Worse was to come when he bumped into a fellow former German soldier who recognised him from North Africa.
Remarkably, Gaertner managed to bluff his way out by insisting that he was not who the man thought he was.
In 1964, the German met his future wife. Once married, he and Jean set up a tennis centre in Santa Cruz, California, and then moved to Hawaii.
Gaertner even played doubles with film stars including Lloyd Bridges.
But his wife began to have suspicions about his past, which were fuelled by Gaertner's refusal to expand on his backstory.
Historian Kate Vigurs says in tonight's show: 'She knew nothing at all about her husband's past.
'He had no childhood, no youth, he didn't tell her anything about his life, basically before he met her.
'This drove her to distraction. She got to the point where she was ready to leave him.'
Jean had even tried to find the orphanage where Gaertner claimed he was raised. But she found it did not exist.
Knowing that his wife was on the verge of quitting their marriage, Gaertner finally owned up to both his wife and the authorities.
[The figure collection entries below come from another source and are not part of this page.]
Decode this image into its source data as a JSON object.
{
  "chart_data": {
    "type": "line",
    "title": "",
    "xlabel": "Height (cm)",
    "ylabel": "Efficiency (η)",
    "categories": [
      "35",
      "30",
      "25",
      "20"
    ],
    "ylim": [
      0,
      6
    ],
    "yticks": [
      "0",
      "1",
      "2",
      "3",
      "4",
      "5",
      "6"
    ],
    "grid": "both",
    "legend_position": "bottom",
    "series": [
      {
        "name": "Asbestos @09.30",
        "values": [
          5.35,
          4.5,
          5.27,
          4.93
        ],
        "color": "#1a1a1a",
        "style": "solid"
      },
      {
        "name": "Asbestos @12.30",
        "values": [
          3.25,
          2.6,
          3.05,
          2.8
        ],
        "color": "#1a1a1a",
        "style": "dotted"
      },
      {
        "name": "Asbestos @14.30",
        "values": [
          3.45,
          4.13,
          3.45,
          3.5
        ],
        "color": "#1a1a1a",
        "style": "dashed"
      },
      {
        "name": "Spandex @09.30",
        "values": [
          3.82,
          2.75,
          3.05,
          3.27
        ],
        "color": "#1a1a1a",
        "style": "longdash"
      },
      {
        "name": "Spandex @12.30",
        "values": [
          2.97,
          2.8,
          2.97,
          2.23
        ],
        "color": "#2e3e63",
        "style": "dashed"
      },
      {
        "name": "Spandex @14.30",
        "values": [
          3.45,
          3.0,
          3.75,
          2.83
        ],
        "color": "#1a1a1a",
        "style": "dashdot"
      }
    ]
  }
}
Dr Vigurs adds: : 'He was essentially, four decades later, the last German soldier to surrender from the Second World War. And the story went wild.
'A biography was written, Hitler's Last Soldier in America, and finally, he was able to tell the truth.'
By then, the US authorities had no interest in Gaertner. He was never charged with an offence because he had been brought to the US against his will.
And all German prisoners of war had long since been repatriated.
He finally became a US citizen in 2009 and died aged 92 in 2013.